How does dependence on technology demand growth? Because resource extraction becomes less efficient as we deplete available sources?
actually they are generally below replacement level, which (if not augmented by immigration) would itself lead to a collapse as people leave the workforce and there are fewer laborers to replace them. But people think we manage this labor shortage with technology, which leads us back to the requirements for more energy and capital development to maintain the same lifestyle.
> Also lifting everyone to the living standard of highly developed countries will require significant amounts of resources and significantly increase energy consumption, this however is also more like a one-time expense and I would therefore ignore it, too.
why do 'highly developed' countries need vastly greater resources to maintain this living standard if its a one-time expense? the greater standard of living your referring to requires continually expanding quantities of inputs in terms of energy and labor, aka 'economic growth'.
> How does dependence on technology demand growth?
its more related to the specific technologies we've chosen to build our society upon, but this technologies generally depend on these improvements to sustain themselves. For example, electric cars require batteries which require raw materials to be mined, recycling batteries requires chemical industry that is predicated on all sorts of inputs, themselves coming from nonrenewable sources.
Which is extra good as this offsets other parts of the world. I would also guess that it is probably easier to provide incentives for people to have more children once this becomes necessary than trying to prevent them from having too many children, but that is not much more than a gut feeling.
But people think we manage this labor shortage with technology, which leads us back to the requirements for more energy and capital development to maintain the same lifestyle.

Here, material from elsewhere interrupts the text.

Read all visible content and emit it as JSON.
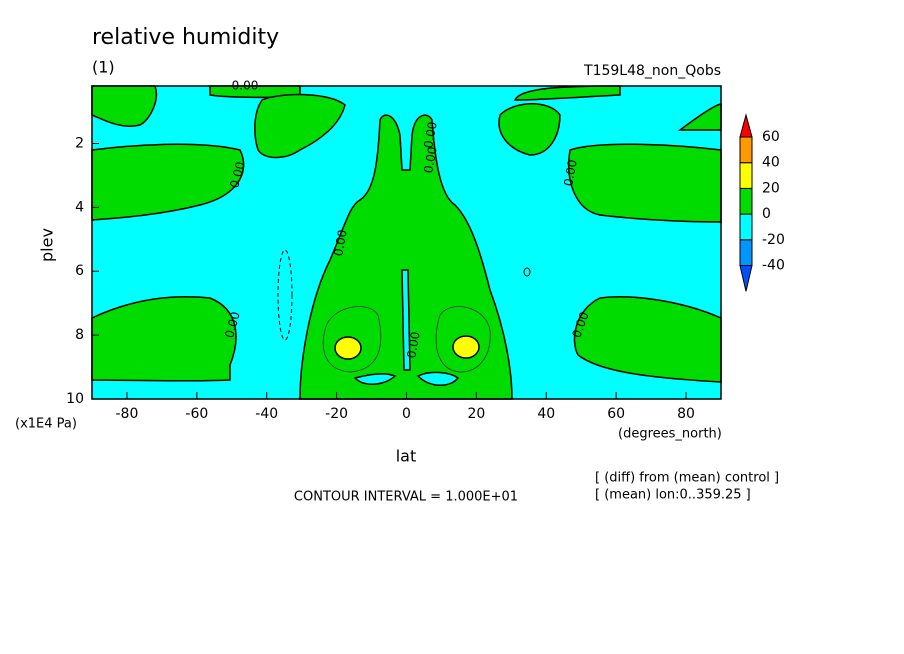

If we permanently fall below replacement-level fertility, we will just die out and no amount of investment will fix this. The only solution is to match replacement-level fertility which will provide a stable population and workforce and hence require a stable amount of economic activity to achieve a stable lifestyle. The obvious caveat is of course that the economic activity must not deplete any non-renewable resources.
why do 'highly developed' countries need vastly greater resources to maintain this living standard if its a one-time expense? the greater standard of living your referring to requires continually expanding quantities of inputs in terms of energy and labor, aka 'economic growth'.
The one-time expense is to lift someone from say 2,000 kWh/a to 40,000 kWh/a which requires adding the difference in production capacity. After that this person will of course consume 40,000 kWh every year and we will have to produce those 40,000 kWh every year, but I don't think that constitutes economic growth. Economic output is quantified as absolute output over some period of time, not as cumulative absolute output.
For example, electric cars require batteries which require raw materials to be mined, recycling batteries requires chemical industry that is predicated on all sorts of inputs, themselves coming from nonrenewable sources.
I still don't see how this requires continued growth if we assume constant output.